Besides an MP3 download link, the post contained this message: "A song that I felt the need to share. Not my single. Just a piece of my story. Hear me out though..." Reportedly, "Dreams Money Can Buy" is Take Care's intro track. Drake's blog post was accompanied by an image with text that reads, "This is a story of dreams mixed with reality."
True to its title, the song is filled with quotables clearly taken from the pages of Drake's charmed rap life. In the first verse he muses on juggling different women and on how his success (Thank Me Later has been certified platinum) hasn't necessarily made his life any less stressful. "And comfortable I sit, in manual Ferrari Italian, some fly sh--/ But it's sitting at the house like I bought it in '96, 'cause honestly I'm too busy to drive stick," he raps.
In the second verse Drake addresses rival MCs and past rumors that he was on the outs with Lil Wayne and the YMCMB crew. "Can't tell ya how much I love when n---as think they got it/ And I love the fact that line made them think about it," Drake slickly spits at the beginning of the verse, followed by, "I am CMB, these n---as make it so hard to be friendly when I know part of it's envy."

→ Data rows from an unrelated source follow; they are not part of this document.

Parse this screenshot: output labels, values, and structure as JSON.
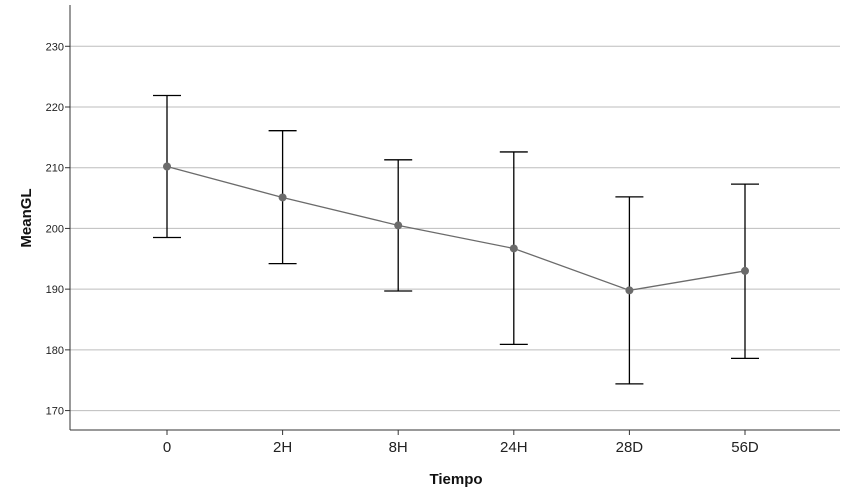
{
  "chart_data": {
    "type": "line",
    "xlabel": "Tiempo",
    "ylabel": "MeanGL",
    "categories": [
      "0",
      "2H",
      "8H",
      "24H",
      "28D",
      "56D"
    ],
    "series": [
      {
        "values": [
          210.2,
          205.1,
          200.5,
          196.7,
          189.8,
          193.0
        ],
        "error_low": [
          198.5,
          194.2,
          189.7,
          180.9,
          174.4,
          178.6
        ],
        "error_high": [
          221.9,
          216.1,
          211.3,
          212.6,
          205.2,
          207.3
        ]
      }
    ],
    "ylim": [
      166.8,
      236.8
    ],
    "yticks": [
      "170",
      "180",
      "190",
      "200",
      "210",
      "220",
      "230"
    ],
    "grid": true,
    "colors": {
      "line": "#6b6b6b",
      "marker": "#6b6b6b",
      "error_bar": "#000000",
      "grid": "#bdbdbd",
      "axis": "#333333"
    }
  }
}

Rap conspiracy theorists are going to have a field day speculating on whom Drake is possibly referring to with a "top five" line in the same verse. "I feel like lately it went from top five to remaining five, my favorite rappers either lost it or they ain't alive/ And they trying to bring us down, me Weezy and Stunna, we stayed up, Christmas lights in the middle of summer." One rapper Drake himself claims he is not referring to is Jay-Z. "Hov diss? Hov of all people has not lost it ... that's god body flow," Drake tweeted.
Drake's longtime collaborator Noah "40" Shebib produced the song's hauntingly ambient track, which features a prominent sample of British singer/songwriter Jai Paul's "BTSTU." A vocal swipe of "Don't f--- with me, don't f--- with me" from Paul's song is used as the hook for Drake's record.
The "Best I Ever Had" rapper had fallen back on recording after dropping his debut, Thank Me Later. But with talk of collaborating with the Weeknd, guesting on DJ Khaled's "I'm on One" with Lil Wayne and Rick Ross — essentially a Drake record — and now "Dreams Money Can Buy," the Toronto rapper's brief sabbatical is officially over.